Une autre tendance concerne l'examen des affaires contre des accusés qui vivent dans les territoires ukrainiens occupés. Dans la plupart des procédures par contumace, les tribunaux ont condamné les accusés qui ont fourni des ressources matérielles à l’occupant, ou qui étaient responsables de sociétés contrôlées par les Russes, à la peine la plus élevée prévue par la loi. Et si leur emprisonnement reste incertain, ces personnes pouvant partir en Russie, la confiscation de leurs biens serait possible après une libération des territoires ukrainiens.
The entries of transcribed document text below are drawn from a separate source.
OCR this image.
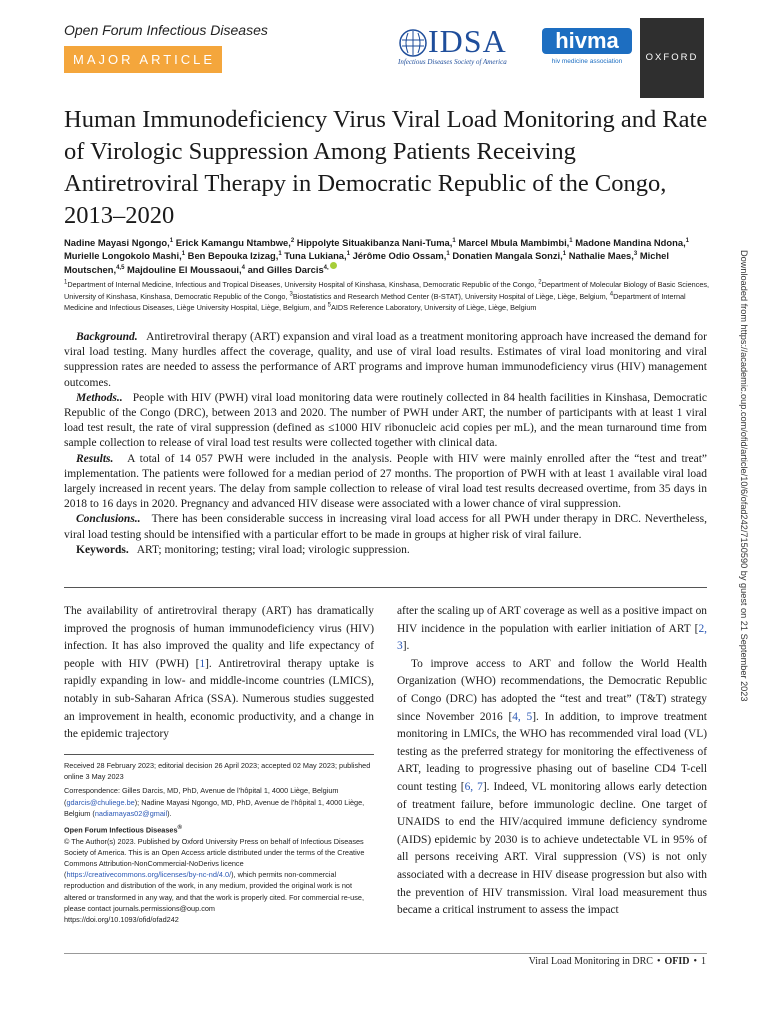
Open Forum Infectious Diseases
MAJOR ARTICLE
IDSA
Infectious Diseases Society of America
hivma
hiv medicine association	OXFORD
Human Immunodeficiency Virus Viral Load Monitoring and Rate of Virologic Suppression Among Patients Receiving Antiretroviral Therapy in Democratic Republic of the Congo, 2013–2020
Nadine Mayasi Ngongo,$^1$ Erick Kamangu Ntambwe,$^2$ Hippolyte Situakibanza Nani-Tuma,$^1$ Marcel Mbula Mambimbi,$^1$ Madone Mandina Ndona,$^1$ Murielle Longokolo Mashi,$^1$ Ben Bepouka Izizag,$^1$ Tuna Lukiana,$^1$ Jérôme Odio Ossam,$^1$ Donatien Mangala Sonzi,$^1$ Nathalie Maes,$^3$ Michel Moutschen,$^{4,5}$ Majdouline El Moussaoui,$^4$ and Gilles Darcis$^{4,}$
$^1$Department of Internal Medicine, Infectious and Tropical Diseases, University Hospital of Kinshasa, Kinshasa, Democratic Republic of the Congo, $^2$Department of Molecular Biology of Basic Sciences, University of Kinshasa, Kinshasa, Democratic Republic of the Congo, $^3$Biostatistics and Research Method Center (B-STAT), University Hospital of Liège, Liège, Belgium, $^4$Department of Internal Medicine and Infectious Diseases, Liège University Hospital, Liège, Belgium, and $^5$AIDS Reference Laboratory, University of Liège, Liège, Belgium

Background. Antiretroviral therapy (ART) expansion and viral load as a treatment monitoring approach have increased the demand for viral load testing. Many hurdles affect the coverage, quality, and use of viral load results. Estimates of viral load monitoring and viral suppression rates are needed to assess the performance of ART programs and improve human immunodeficiency virus (HIV) management outcomes.

Methods.. People with HIV (PWH) viral load monitoring data were routinely collected in 84 health facilities in Kinshasa, Democratic Republic of the Congo (DRC), between 2013 and 2020. The number of PWH under ART, the number of participants with at least 1 viral load test result, the rate of viral suppression (defined as ≤1000 HIV ribonucleic acid copies per mL), and the mean turnaround time from sample collection to release of viral load test results were collected together with clinical data.

Results. A total of 14 057 PWH were included in the analysis. People with HIV were mainly enrolled after the “test and treat” implementation. The patients were followed for a median period of 27 months. The proportion of PWH with at least 1 available viral load largely increased in recent years. The delay from sample collection to release of viral load test results decreased overtime, from 35 days in 2018 to 16 days in 2020. Pregnancy and advanced HIV disease were associated with a lower chance of viral suppression.

Conclusions.. There has been considerable success in increasing viral load access for all PWH under therapy in DRC. Nevertheless, viral load testing should be intensified with a particular effort to be made in groups at higher risk of viral failure.

Keywords. ART; monitoring; testing; viral load; virologic suppression.

The availability of antiretroviral therapy (ART) has dramatically improved the prognosis of human immunodeficiency virus (HIV) infection. It has also improved the quality and life expectancy of people with HIV (PWH) [1]. Antiretroviral therapy uptake is rapidly expanding in low- and middle-income countries (LMICS), notably in sub-Saharan Africa (SSA). Numerous studies suggested an improvement in health, economic productivity, and a change in the epidemic trajectory

Received 28 February 2023; editorial decision 26 April 2023; accepted 02 May 2023; published online 3 May 2023

Correspondence: Gilles Darcis, MD, PhD, Avenue de l’hôpital 1, 4000 Liège, Belgium (gdarcis@chuliege.be); Nadine Mayasi Ngongo, MD, PhD, Avenue de l’hôpital 1, 4000 Liège, Belgium (nadiamayas02@gmail).

Open Forum Infectious Diseases®
© The Author(s) 2023. Published by Oxford University Press on behalf of Infectious Diseases Society of America. This is an Open Access article distributed under the terms of the Creative Commons Attribution-NonCommercial-NoDerivs licence (https://creativecommons.org/licenses/by-nc-nd/4.0/), which permits non-commercial reproduction and distribution of the work, in any medium, provided the original work is not altered or transformed in any way, and that the work is properly cited. For commercial re-use, please contact journals.permissions@oup.com
https://doi.org/10.1093/ofid/ofad242

after the scaling up of ART coverage as well as a positive impact on HIV incidence in the population with earlier initiation of ART [2, 3].

To improve access to ART and follow the World Health Organization (WHO) recommendations, the Democratic Republic of Congo (DRC) has adopted the “test and treat” (T&T) strategy since November 2016 [4, 5]. In addition, to improve treatment monitoring in LMICs, the WHO has recommended viral load (VL) testing as the preferred strategy for monitoring the effectiveness of ART, leading to progressive phasing out of baseline CD4 T-cell count testing [6, 7]. Indeed, VL monitoring allows early detection of treatment failure, before immunologic decline. One target of UNAIDS to end the HIV/acquired immune deficiency syndrome (AIDS) epidemic by 2030 is to achieve undetectable VL in 95% of all persons receiving ART. Viral suppression (VS) is not only associated with a decrease in HIV disease progression but also with the prevention of HIV transmission. Viral load measurement thus became a critical instrument to assess the impact

Downloaded from https://academic.oup.com/ofid/article/10/6/ofad242/7150590 by guest on 21 September 2023
Viral Load Monitoring in DRC • OFID • 1
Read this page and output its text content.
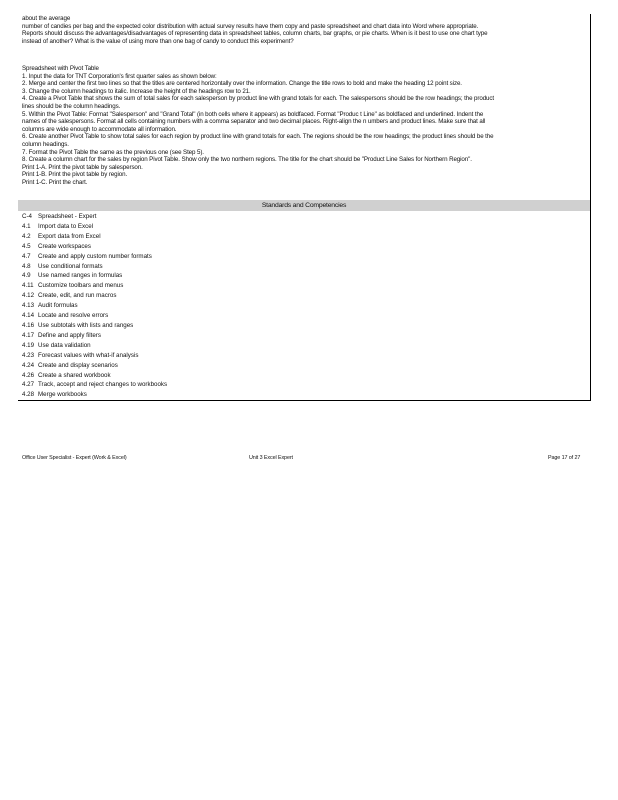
about the average
number of candies per bag and the expected color distribution with actual survey results have them copy and paste spreadsheet and chart data into Word where appropriate.
Reports should discuss the advantages/disadvantages of representing data in spreadsheet tables, column charts, bar graphs, or pie charts. When is it best to use one chart type
instead of another? What is the value of using more than one bag of candy to conduct this experiment?
Spreadsheet with Pivot Table
1. Input the data for TNT Corporation's first quarter sales as shown below:
2. Merge and center the first two lines so that the titles are centered horizontally over the information. Change the title rows to bold and make the heading 12 point size.
3. Change the column headings to italic. Increase the height of the headings row to 21.
4. Create a Pivot Table that shows the sum of total sales for each salesperson by product line with grand totals for each. The salespersons should be the row headings; the product
lines should be the column headings.
5. Within the Pivot Table: Format "Salesperson" and "Grand Total" (in both cells where it appears) as boldfaced. Format "Produc t Line" as boldfaced and underlined. Indent the
names of the salespersons. Format all cells containing numbers with a comma separator and two decimal places. Right-align the n umbers and product lines. Make sure that all
columns are wide enough to accommodate all information.
6. Create another Pivot Table to show total sales for each region by product line with grand totals for each. The regions should be the row headings; the product lines should be the
column headings.
7. Format the Pivot Table the same as the previous one (see Step 5).
8. Create a column chart for the sales by region Pivot Table. Show only the two northern regions. The title for the chart should be "Product Line Sales for Northern Region".
Print 1-A. Print the pivot table by salesperson.
Print 1-B. Print the pivot table by region.
Print 1-C. Print the chart.
Standards and Competencies
C-4 Spreadsheet - Expert
4.1 Import data to Excel
4.2 Export data from Excel
4.5 Create workspaces
4.7 Create and apply custom number formats
4.8 Use conditional formats
4.9 Use named ranges in formulas
4.11 Customize toolbars and menus
4.12 Create, edit, and run macros
4.13 Audit formulas
4.14 Locate and resolve errors
4.16 Use subtotals with lists and ranges
4.17 Define and apply filters
4.19 Use data validation
4.23 Forecast values with what-if analysis
4.24 Create and display scenarios
4.26 Create a shared workbook
4.27 Track, accept and reject changes to workbooks
4.28 Merge workbooks
Office User Specialist - Expert (Work & Excel)	Unit 3 Excel Expert	Page 17 of 27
Un plan pour la libération

Comment trouver un équilibre entre protéger la sécurité nationale et éviter un effet désastreux sur l'économie en mettant tous les hommes d'affaires des territoires occupés derrière les barreaux ? Qu'en est-il des plans de l'Ukraine pour la libération de tous les territoires, y compris ceux occupés depuis 2014 ? Yakovlev estime que l'État devrait assurer une certaine période de transition. « Après 2014, lorsque la Russie a entamé son agression, il était moralement difficile de coopérer avec elle, et beaucoup ont refusé cette collaboration. Mais il n'y avait pas d'interdiction. Cependant, depuis mars 2022, une interdiction totale est en place. La poursuite de la coopération relève de la responsabilité pénale », souligne-t-il. « Réfléchissons maintenant au bien-fondé de cet article du point de vue d'une entreprise disposant d'un personnel nombreux et d'une certaine capacité de production. À un moment donné, l'État déclare qu'une telle entreprise doit être fermée. En même temps, il ne prévoit aucune période de transition pour la liquidation ou la transformation de l'entreprise. Par conséquent, tout doit être fermé. Mais ce n'est pas ainsi que cela fonctionne dans les affaires. Certains rapports doivent être soumis dans des délais précis, les employés doivent être licenciés en suivant les procédures légales, et les salaires doivent être payés. » Selon lui, il convient de s'inspirer de l'expérience d'autres États qui ont été confrontés à une occupation dans le passé. Peut-être qu'au lieu de poursuites pénales obligatoires, certaines mesures de lustration devraient être introduites, telles que la restriction du droit d'occuper des postes au sein du gouvernement ou l'exigence d'une déclaration de collaboration avec l'ennemi.


Ce reportage fait partie d’une couverture de la justice sur les crimes de guerre réalisée en partenariat avec des journalistes ukrainiens. Une première version de cet article a été publiée sur le site d’information « Gre4ka ».